When there is a challenge to the length, range, or manner of service of a sentence, it is the duty of this court to conduct a de novo review with a presumption that the determinations made by the trial court are correct. Tenn. Code Ann. § 40-35-401(d). This presumption is "conditioned upon the affirmative showing in the record that the trial court considered the sentencing principles and all relevant facts and circumstances." State v. Ashby, 823 S.W.2d 166, 169 (Tenn. 1991); see State v. Jones, 883 S.W.2d 597 (Tenn. 1994). "If the trial court applies inappropriate factors or otherwise fails to follow the 1989 Sentencing Act, the presumption of correctness falls." State v. Shelton, 854 S.W.2d 116, 123 (Tenn.Crim.App. 1992). The Sentencing Commission Comments provide that the burden is on the defendant to show the impropriety of the sentence. Tenn. Code Ann. § 40-35-401 Sentencing Commission Comments.

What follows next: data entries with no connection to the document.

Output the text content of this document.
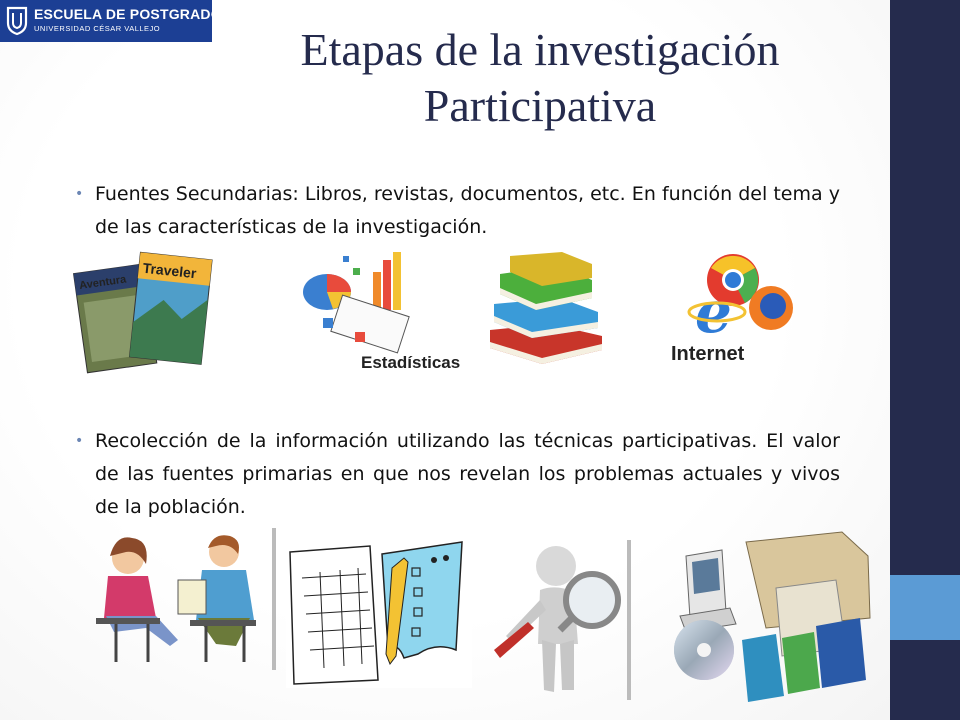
ESCUELA DE POSTGRADO
UNIVERSIDAD CÉSAR VALLEJO	Etapas de la investigación
Participativa
• Fuentes Secundarias: Libros, revistas, documentos, etc. En función del tema y de las características de la investigación.
Aventura
Traveler
Estadísticas
e
Internet
• Recolección de la información utilizando las técnicas participativas. El valor de las fuentes primarias en que nos revelan los problemas actuales y vivos de la población.
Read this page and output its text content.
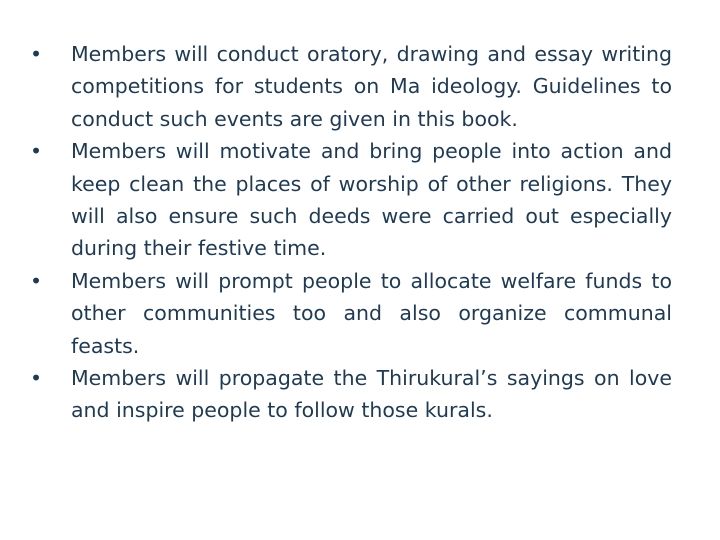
•	Members will conduct oratory, drawing and essay writing competitions for students on Ma ideology. Guidelines to conduct such events are given in this book.
•	Members will motivate and bring people into action and keep clean the places of worship of other religions. They will also ensure such deeds were carried out especially during their festive time.
•	Members will prompt people to allocate welfare funds to other communities too and also organize communal feasts.
•	Members will propagate the Thirukural’s sayings on love and inspire people to follow those kurals.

Our review requires an analysis of (1) the evidence, if any, received at the trial and sentencing hearing; (2) the presentence report; (3) the principles of sentencing and the arguments of counsel relative to sentencing alternatives; (4) the nature and characteristics of the offense; (5) any mitigating or enhancing factors; (6) any statements made by the defendant in his own behalf; and (7) the defendant's potential for rehabilitation or treatment. Tenn. Code Ann. §§ 40-35-102, -103, -210; State v. Smith, 735 S.W.2d 859, 863 (Tenn.Crim.App. 1987).
Especially mitigated or standard offenders convicted of Class C, D, or E felonies are, of course, presumed to be favorable candidates "for alternative sentencing options in the absence of evidence to the contrary." Tenn. Code Ann. § 40-35-102(6). With certain statutory exceptions, none of which apply here, probation must be automatically considered by the trial court if the sentence imposed is eight years or less. Tenn. Code Ann. § 40-35-303(b).
Among the factors applicable to probation consideration are the circumstances of the offense, the defendant's criminal record, social history and present condition, and the deterrent effect upon and best interest of the defendant and the public. State v. Grear, 568 S.W.2d 285 (Tenn. 1978). The nature and circumstances of the offense may often be so egregious as to preclude the grant of probation. See State v. Poe, 614 S.W.2d 403 (Tenn.Crim.App. 1981). A lack of candor may also militate against a grant of probation. State v. Bunch, 646 S.W.2d 158 (Tenn. 1983).
In Ashby, our supreme court encouraged the grant of considerable discretionary authority to our trial courts in matters such as these. 823 S.W.2d at 171; see State v. Moss, 727 S.W.2d 229, 235 (Tenn. 1986). "[E]ach case must be bottomed upon its own facts." Taylor, 744 S.W.2d at 922. "It is not the policy or purpose of this court to place trial judges in a judicial straight-jacket in this or any other area, and we are always reluctant to interfere with their traditional discretionary powers." Ashby, 823 S.W.2d at 171.
In our view, the record supports the trial court's denial of the defendant's request for total probation. "To sustain the denial of probation based solely upon the nature of the offense, the criminal act, as committed, must be `especially violent, horrifying, shocking, reprehensible, offensive, or otherwise of an excessive or exaggerated degree,' and the nature of the offense must outweigh all factors favoring probation." State v. Lane, 3 S.W.3d 456, 462 n. 15 (Tenn. 1999) (citations omitted). Here, the record reflects that the defendant sexually abused his natural daughter on several occasions over an extended period of time; that he breached his parental obligations; and that he violated the trust of one suffering from a serious medical impairment. Because the circumstances of the offense are of such nature as to outweigh all other factors, the trial court properly denied probation. An alternative sentence would have depreciated the seriousness of the crimes.
Accordingly, the judgments of the trial court are affirmed.